Estava eu no jardim brincando com meu netinho ...
- Goool! – grita o pequeno, entusiasmado. Mais uma vez, a bola acertara bem no cantinho da minha goleira improvisada – Está 10 a um, vovô! – vibra o garoto orgulhoso por estar derrotando o ancião da família. Eu, no alto dos meus 65 anos, divirto-me mas me sinto cansado devido ao esforço e às limitações físicas impostas pela idade "avançada". Mas não perco o rebolado e tento acertar a goleira dele mais uma vez.
- Isso não vai ficar assim, vou empatar! Pega essa!
Putz... meu chute foi totalmente impreciso e fraco. Algum tempo depois, a vantagem do meu neto só aumentara. Definitivamente, era chegada a hora de dar um tempo no jogo. - Vamos sentar um "bocadinho"? Vovô cansou... – sugiro.
O guri põe a bola embaixo do braço um pouco contrariado, talvez pensando que, dando uma trégua ao "humilhado" avô, o jogo pudesse recomeçar logo, logo. Sentou-se ao meu lado em silêncio, enquanto eu tentava recuperar-me do esforço, totalmente ofegante. Saquei da sacola os "apetrechos" do meu inseparável chimarrão e comecei a sorver, devagarinho, curtindo o líquido quente que saciava a minha sede e, aos poucos, recompunha minha sanidade física. Ficamos ali, em silêncio por alguns deliciosos instantes, quando o guri, com sua característica curiosidade, perguntou:
- Vovô, de onde veio o chimarrão?
A pergunta me surpreendera e, após pensar um pouco, recuperei, lá do baú da memória, a lenda do chimarrão. Comecei a narrar-lhe a história que eu ouvira há muitos anos atrás.

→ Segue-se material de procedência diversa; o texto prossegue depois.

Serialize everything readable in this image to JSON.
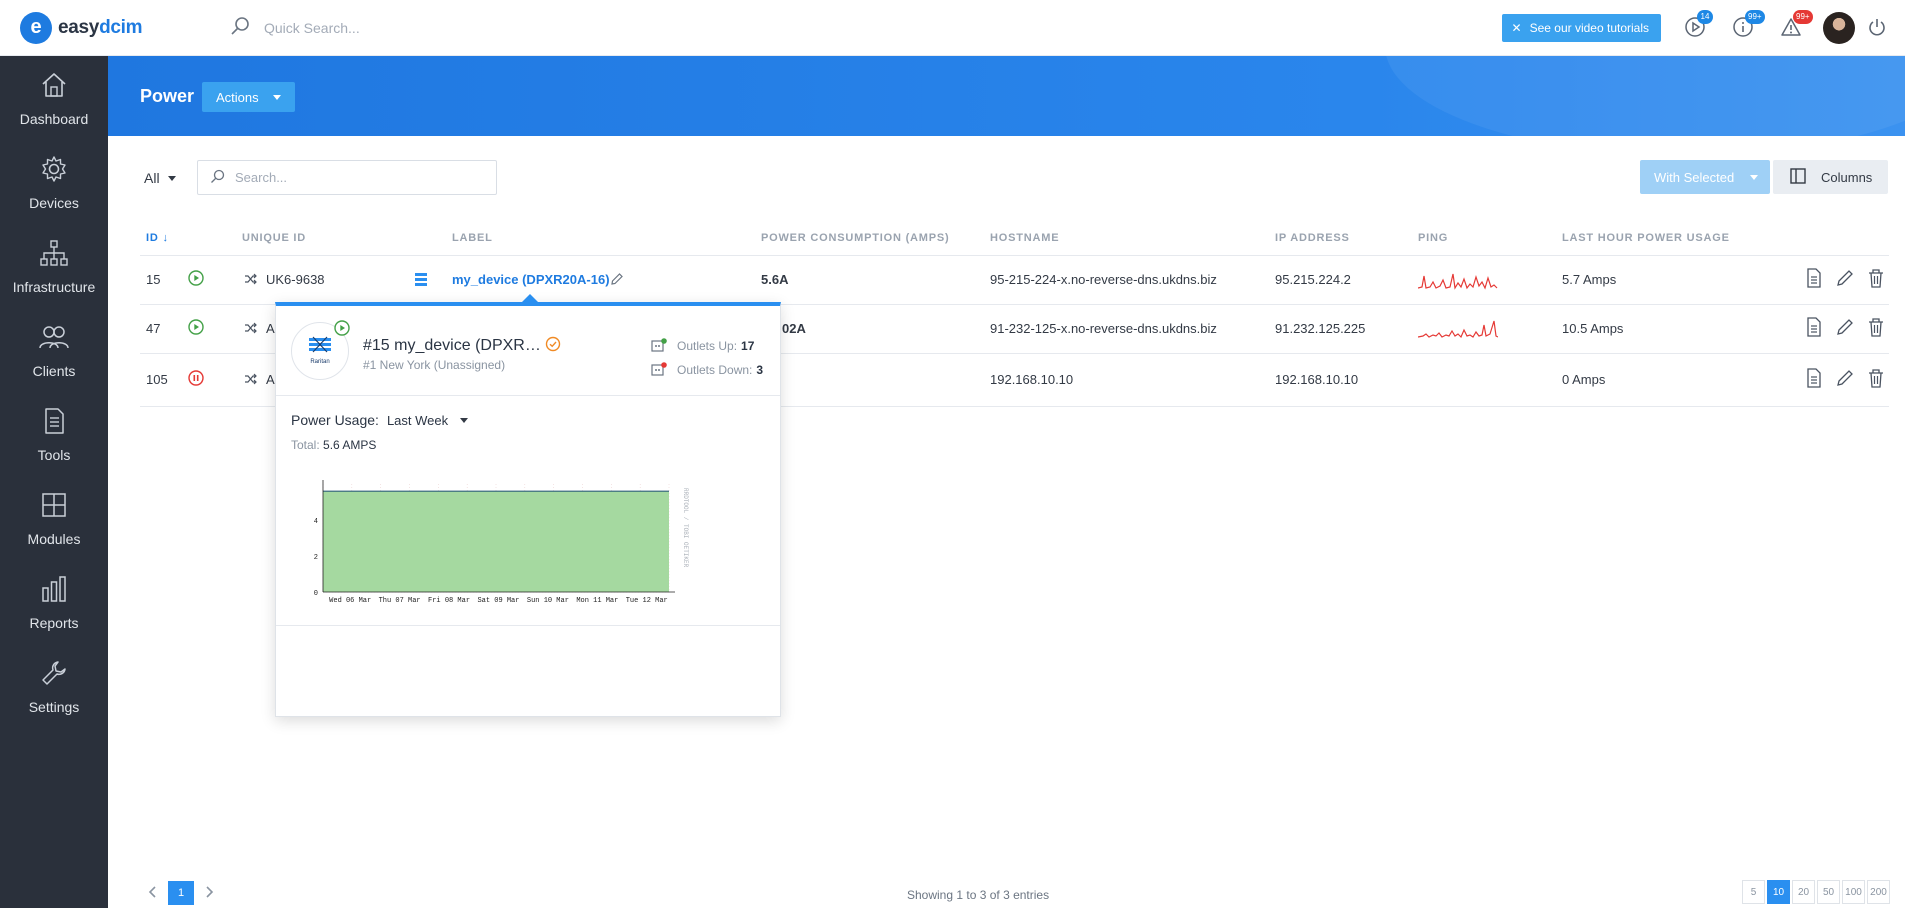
{
  "app": {
    "logo_mark": "e",
    "logo_text_a": "easy",
    "logo_text_b": "dcim"
  },
  "topbar": {
    "search_placeholder": "Quick Search...",
    "tutorials_label": "See our video tutorials",
    "badges": {
      "play": "14",
      "info": "99+",
      "alerts": "99+"
    }
  },
  "sidebar": {
    "items": [
      {
        "label": "Dashboard",
        "icon": "home-icon"
      },
      {
        "label": "Devices",
        "icon": "gear-icon"
      },
      {
        "label": "Infrastructure",
        "icon": "sitemap-icon"
      },
      {
        "label": "Clients",
        "icon": "users-icon"
      },
      {
        "label": "Tools",
        "icon": "document-icon"
      },
      {
        "label": "Modules",
        "icon": "grid-icon"
      },
      {
        "label": "Reports",
        "icon": "bar-chart-icon"
      },
      {
        "label": "Settings",
        "icon": "wrench-icon"
      }
    ]
  },
  "page": {
    "title": "Power",
    "actions_label": "Actions"
  },
  "filters": {
    "scope": "All",
    "search_placeholder": "Search...",
    "with_selected": "With Selected",
    "columns": "Columns"
  },
  "table": {
    "headers": {
      "id": "ID",
      "unique_id": "UNIQUE ID",
      "label": "LABEL",
      "power": "POWER CONSUMPTION (AMPS)",
      "hostname": "HOSTNAME",
      "ip": "IP ADDRESS",
      "ping": "PING",
      "last_hour": "LAST HOUR POWER USAGE"
    },
    "rows": [
      {
        "id": "15",
        "unique_id": "UK6-9638",
        "label": "my_device (DPXR20A-16)",
        "power": "5.6A",
        "hostname": "95-215-224-x.no-reverse-dns.ukdns.biz",
        "ip": "95.215.224.2",
        "last_hour": "5.7 Amps",
        "status": "up"
      },
      {
        "id": "47",
        "unique_id": "A",
        "label": "",
        "power": "02A",
        "hostname": "91-232-125-x.no-reverse-dns.ukdns.biz",
        "ip": "91.232.125.225",
        "last_hour": "10.5 Amps",
        "status": "up"
      },
      {
        "id": "105",
        "unique_id": "A",
        "label": "",
        "power": "",
        "hostname": "192.168.10.10",
        "ip": "192.168.10.10",
        "last_hour": "0 Amps",
        "status": "paused"
      }
    ]
  },
  "popover": {
    "title": "#15 my_device (DPXR…",
    "location": "#1 New York (Unassigned)",
    "outlets_up_label": "Outlets Up:",
    "outlets_up": "17",
    "outlets_down_label": "Outlets Down:",
    "outlets_down": "3",
    "power_usage_label": "Power Usage:",
    "period": "Last Week",
    "total_label": "Total:",
    "total_value": "5.6 AMPS",
    "device_brand": "Raritan"
  },
  "chart_data": {
    "type": "area",
    "x": [
      "Wed 06 Mar",
      "Thu 07 Mar",
      "Fri 08 Mar",
      "Sat 09 Mar",
      "Sun 10 Mar",
      "Mon 11 Mar",
      "Tue 12 Mar"
    ],
    "yticks": [
      "0",
      "2",
      "4"
    ],
    "ylim": [
      0,
      6
    ],
    "values": [
      5.6,
      5.6,
      5.6,
      5.6,
      5.6,
      5.6,
      5.6
    ],
    "side_label": "RRDTOOL / TOBI OETIKER",
    "fill_color": "#a5d9a0",
    "line_color": "#2f5f7a"
  },
  "pagination": {
    "current": "1",
    "showing": "Showing 1 to 3 of 3 entries",
    "sizes": [
      "5",
      "10",
      "20",
      "50",
      "100",
      "200"
    ],
    "active_size": "10"
  },
  "colors": {
    "primary": "#1e7be0",
    "sidebar": "#2a303b",
    "up": "#43a047",
    "paused": "#e53935"
  }
}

- A lenda da Erva–Mate conta que um velho guerreiro guarani vivia triste em sua cabana, pois já não podia mais sair para as guerras, nem mesmo para caçar e pescar. Ele vivia sozinho com sua linda filha, Yari, que o tratava com muito carinho. Yari jamais casara pois fazia questão de permanecer na casa do pai para melhor cuidá-lo e dedicar-lhe todas os cuidados e atenção.
Dei uma pausa nas palavras e, com inevitável satisfação, percebi que meu neto estava completamente compenetrado em cada sílaba que eu pronunciava. Crianças são assim, adoram ouvir uma história nova... Mais um gole de chimarrão e retomei, com entusiasmo, o relato que absorvia todos os sentidos da minha platéia solitária...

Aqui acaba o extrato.